Slicing a Python Tuple
We can slice a tuple just the way we slice a python list. To slice a tuple, we make use of the ":" symbol as follows:
tuples = (98,12,45,23,76,79,34) print((tuples[2:6]))
Tuples inside Tuples - Creating a Python Tuple Matrix
Similar to lists, we can also use python tuples to create a matrix by nesting a tuple inside another. A simple code demonstrating the same phenomenon is as follows:
tuples = (98,(12,45),23,(76,79),34) print(tuples)
How to delete a Python Tuple - The Del Operator
We can not modify a python tuple. Hence, deleting a particular element is not possible. However, python does provide us with a method to delete the complete tuple when its usage or lifecycle completes. A generous idea to save precious memory and garbage collection. To delete a tuple, just pass it through the "del " method as follows:
The following make use of the "print " statement to verify the deletion of the tuple. Execute this code and observe the output:
tuples = (98,12,45,23,76,79,34) del(tuples) print(tuples)
As expected, the error is about the "tuple" not being defined as our "del" method deleted it.
Python Tuples with For Loops and The Membership Test
Similar to the Python lists, we can also use the tuples with "for" loops along with the "in" operator to iterate over elements inside the tuple. Let's use the following example to iterate over a Python tuple:
tuples = (98,12,45,23,76,79,34) for i in tuples: print(i)
Similarly, the membership test can also be used with the "in" operator to verify if the element is present in the tuple or not.
tuples = (98,12,45,23,76,79,34) print(26 in tuples)
A lot of these things might seem similar to the reader as they have been a part of the python lists chapter. Since we use both of them for data collection, they share some common functions, and the doubt is obvious. Practicing a mix of them is the best way to remember these functions. For your reference, a small table is also given below about common functions used with the tuples.

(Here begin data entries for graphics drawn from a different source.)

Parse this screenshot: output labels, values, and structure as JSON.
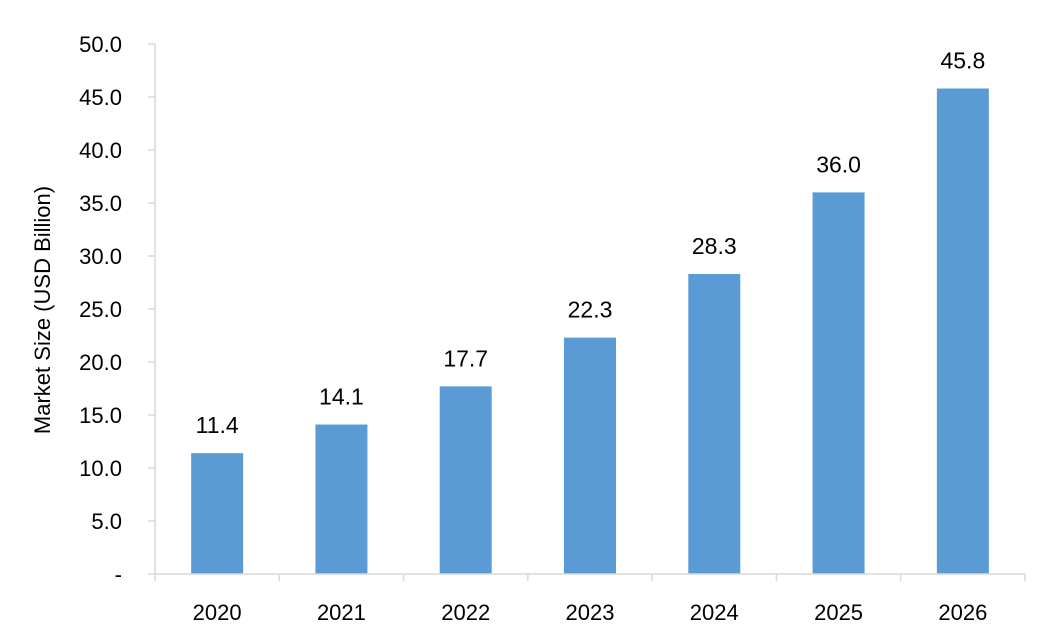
{
  "chart_data": {
    "type": "bar",
    "title": "",
    "xlabel": "",
    "ylabel": "Market Size (USD Billion)",
    "categories": [
      "2020",
      "2021",
      "2022",
      "2023",
      "2024",
      "2025",
      "2026"
    ],
    "values": [
      11.4,
      14.1,
      17.7,
      22.3,
      28.3,
      36.0,
      45.8
    ],
    "data_labels": [
      "11.4",
      "14.1",
      "17.7",
      "22.3",
      "28.3",
      "36.0",
      "45.8"
    ],
    "ylim": [
      0,
      50
    ],
    "yticks": [
      0,
      5,
      10,
      15,
      20,
      25,
      30,
      35,
      40,
      45,
      50
    ],
    "ytick_labels": [
      "-",
      "5.0",
      "10.0",
      "15.0",
      "20.0",
      "25.0",
      "30.0",
      "35.0",
      "40.0",
      "45.0",
      "50.0"
    ],
    "grid": false,
    "legend": "none",
    "bar_color": "#5b9bd5",
    "axis_color": "#d9d9d9"
  }
}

Common Functions Used in Python Tuples
Along with the operators and methods discussed in the above section, we can use the following functions with tuples while constructing a python program:
|count||To count the occurrence of an element in a tuple.||tuple_name.count (‘element’)|
|index||To find the first index of the element inside a tuple.||tuple_name.index (‘element’)|
|len||To find the length of the tuple.||len (tuple_name)|
When to use Python Tuples?
Python tuples and python lists are almost similar in nature, with a few advantages of their own. They both confusing as to when we need to initialize a data collectable in the program. So, when should we go for a tuple and when to skip it?

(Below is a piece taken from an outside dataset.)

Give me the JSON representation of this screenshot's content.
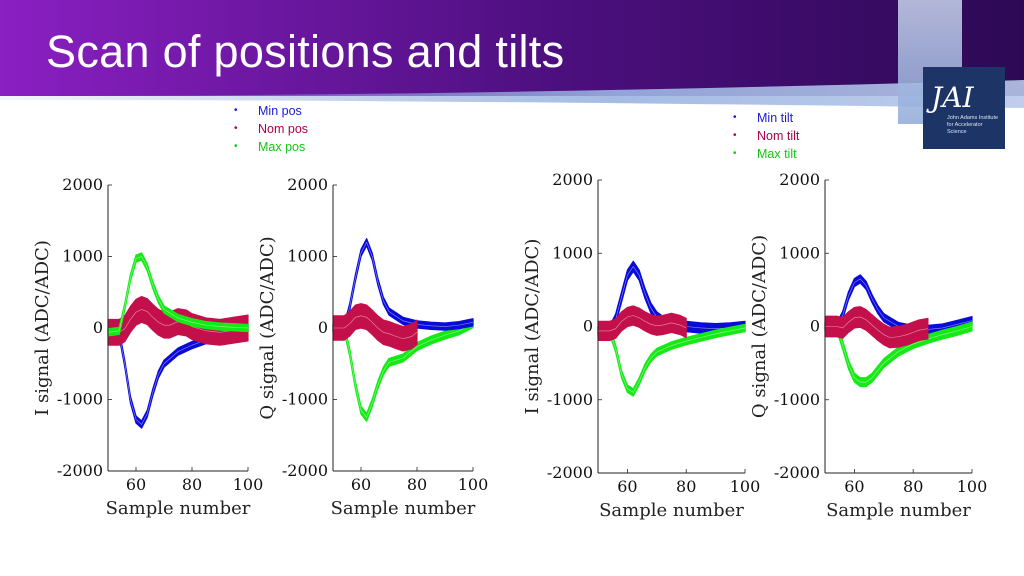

A standard procedure of initializing a tuple is when the requirement is for immutable data. Tuples are immutable by nature. For a code that initializes a data container that guarantees to be constant throughout the program's life, tuples are the best choice. It will also come in handy security-wise as sensitive data would not change by any attacks and malpractices. Python tuples are also faster, and one can use them as key-pair value data as one can not change the data.
Another common culture developed among python developers is using tuples for heterogeneous data and lists for homogeneous data. Although there are no such protocols, some things take de facto standards due to similar acceptance on a large scale. Therefore, it is a good practice to use tuples when the data is heterogeneous.
- Python tuples are data collectable similar to python lists that save multiple data together.
- Tuples are immutable in nature, and once we initialize the data, we cannot alter it.
- Additionally, Tuples in Python are ordered and allows duplicate values to exist in the same tuple.
- One can operate the Tuples by pre-defined methods such as slicing, del, and count.